To give an example, this approach was used in the development of the
Euclidean model matching algorithm found in the cctbx
(cctbx/euclidean_model_matching.py
). This algorithm is used to
compare heavy-atom substructures or anomalously scattering
substructures from isomorphous replacement or anomalous diffraction
experiments. The algorithm was first implemented in about 300 lines of
pure Python. We wrote another 200 lines of comprehensive regression
tests for thoroughly debugging the implementation. For a while the pure
Python code actually worked fast enough for us, until we started to
work with a very large substructure with 66 anomalous scatterers. Some
simple optimizations of the Python implementation resulted only in a
modest speedup, but after replacing about 30 lines of Python with a
C++ implementation the algorithm runs about 50 times faster.

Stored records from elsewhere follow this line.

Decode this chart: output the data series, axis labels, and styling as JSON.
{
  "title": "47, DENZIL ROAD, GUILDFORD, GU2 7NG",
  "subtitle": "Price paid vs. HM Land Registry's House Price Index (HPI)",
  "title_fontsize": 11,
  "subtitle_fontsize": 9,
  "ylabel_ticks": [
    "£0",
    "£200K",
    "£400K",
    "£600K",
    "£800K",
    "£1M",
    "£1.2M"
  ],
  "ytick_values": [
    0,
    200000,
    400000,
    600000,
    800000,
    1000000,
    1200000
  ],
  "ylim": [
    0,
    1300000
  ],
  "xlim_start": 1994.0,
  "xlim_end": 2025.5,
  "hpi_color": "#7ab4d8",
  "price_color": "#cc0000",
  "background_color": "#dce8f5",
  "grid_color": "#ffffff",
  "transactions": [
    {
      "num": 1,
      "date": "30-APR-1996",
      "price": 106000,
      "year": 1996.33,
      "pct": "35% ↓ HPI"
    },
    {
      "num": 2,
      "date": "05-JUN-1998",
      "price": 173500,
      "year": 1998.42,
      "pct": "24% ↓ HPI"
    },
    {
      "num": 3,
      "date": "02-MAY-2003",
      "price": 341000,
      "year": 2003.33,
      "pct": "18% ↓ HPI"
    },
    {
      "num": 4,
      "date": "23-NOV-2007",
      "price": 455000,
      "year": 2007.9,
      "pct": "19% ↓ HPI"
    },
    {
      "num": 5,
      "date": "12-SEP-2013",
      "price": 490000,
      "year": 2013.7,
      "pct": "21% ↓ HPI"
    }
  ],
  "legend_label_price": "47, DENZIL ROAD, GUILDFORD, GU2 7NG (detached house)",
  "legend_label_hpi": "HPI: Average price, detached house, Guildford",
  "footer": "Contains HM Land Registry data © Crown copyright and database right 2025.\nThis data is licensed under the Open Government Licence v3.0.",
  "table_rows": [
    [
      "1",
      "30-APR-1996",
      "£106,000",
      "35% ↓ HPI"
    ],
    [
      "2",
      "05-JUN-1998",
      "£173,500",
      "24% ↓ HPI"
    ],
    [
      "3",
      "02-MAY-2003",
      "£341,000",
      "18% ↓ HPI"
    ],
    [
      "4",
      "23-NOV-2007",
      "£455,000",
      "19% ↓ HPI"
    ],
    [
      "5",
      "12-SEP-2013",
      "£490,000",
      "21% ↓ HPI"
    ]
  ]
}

Of course there is still more to gain by reimplementing the entire algorithm in C++. However, one has to keep in mind that developing C++ code is typically much more time-consuming than developing in Python. For example, the 30 lines of Python mentioned in the previous paragraph turned into more then 100 lines of C++, not counting the additional 13 lines for the Boost.Python bindings. It is also important to keep in mind that developing maintainable C++ code requires much more hard-earned working experience than developing useful Python code. C++ has many pitfalls that one must learn to avoid. In contrast the Python language is structured in a way that steers even the novice programmer onto safe routes. In fact, Python was originally conceived as a language for teaching programming. Amazingly this heritage is still preserved even though Python has grown to be a very richly featured language.

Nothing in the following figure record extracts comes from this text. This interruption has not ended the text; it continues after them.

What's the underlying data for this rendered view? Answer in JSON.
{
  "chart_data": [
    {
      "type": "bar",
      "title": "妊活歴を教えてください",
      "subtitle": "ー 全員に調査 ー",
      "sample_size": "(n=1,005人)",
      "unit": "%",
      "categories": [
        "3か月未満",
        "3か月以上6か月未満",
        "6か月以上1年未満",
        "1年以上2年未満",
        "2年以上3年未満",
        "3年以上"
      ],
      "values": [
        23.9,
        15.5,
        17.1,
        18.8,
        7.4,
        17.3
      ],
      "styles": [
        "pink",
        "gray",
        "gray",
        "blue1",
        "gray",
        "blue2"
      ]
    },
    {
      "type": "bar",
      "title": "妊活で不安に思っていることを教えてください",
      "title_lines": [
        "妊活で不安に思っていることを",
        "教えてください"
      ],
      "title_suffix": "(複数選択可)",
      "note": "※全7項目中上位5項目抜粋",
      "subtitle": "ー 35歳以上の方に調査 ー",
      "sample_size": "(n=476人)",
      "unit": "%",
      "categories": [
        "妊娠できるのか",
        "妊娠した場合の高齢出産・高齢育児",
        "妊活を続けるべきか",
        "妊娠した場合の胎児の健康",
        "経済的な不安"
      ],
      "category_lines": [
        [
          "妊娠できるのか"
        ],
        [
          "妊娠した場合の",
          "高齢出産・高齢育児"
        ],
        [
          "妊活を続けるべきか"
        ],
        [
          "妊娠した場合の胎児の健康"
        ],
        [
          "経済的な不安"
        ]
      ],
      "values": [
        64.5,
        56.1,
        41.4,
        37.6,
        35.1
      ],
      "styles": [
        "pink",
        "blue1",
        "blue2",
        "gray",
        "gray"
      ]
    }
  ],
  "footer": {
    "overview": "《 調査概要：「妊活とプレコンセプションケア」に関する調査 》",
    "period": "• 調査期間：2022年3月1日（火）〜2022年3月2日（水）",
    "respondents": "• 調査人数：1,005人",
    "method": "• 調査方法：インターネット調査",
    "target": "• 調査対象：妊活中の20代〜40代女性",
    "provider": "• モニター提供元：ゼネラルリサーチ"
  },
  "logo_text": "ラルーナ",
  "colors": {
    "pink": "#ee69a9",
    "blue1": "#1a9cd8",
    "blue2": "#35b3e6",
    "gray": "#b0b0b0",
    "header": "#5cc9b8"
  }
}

Looking back, the cctbx started out mainly as a library of C++ classes with ‘C’ heritage, and for a while the growth was mainly concentrated on the C++ parts. However, a very important difference between the 1.0 release and the upcoming 2.0 release is that the Python parts now constitute a much more significant fraction of the total sources. We expect this trend to continue, as illustrated qualitatively in this figure:
This figure shows the ratio of newly added C++ and Python code over time as new applications are implemented. We expect this ratio to level out near 70% Python. From an inside viewpoint the increasing ability to solve new problems mostly with the easy-to-use Python language rather than a necessarily more arcane statically typed language is the return on a major investment, namely our involvement in the development of Boost.Python. From an outside viewpoint we hope that the ability to solve some problems entirely using only Python will enable a larger group of scientist to participate in the rapid development of new algorithms. It is also important to notice that Python is an ideal language for integrating diverse existing tools, no matter which language they are written in. If portability is not an issue this can be a great solution to some problems. We are convinced that the cctbx can be very useful as an intelligent mediator between otherwise incompatible crystallographic applications.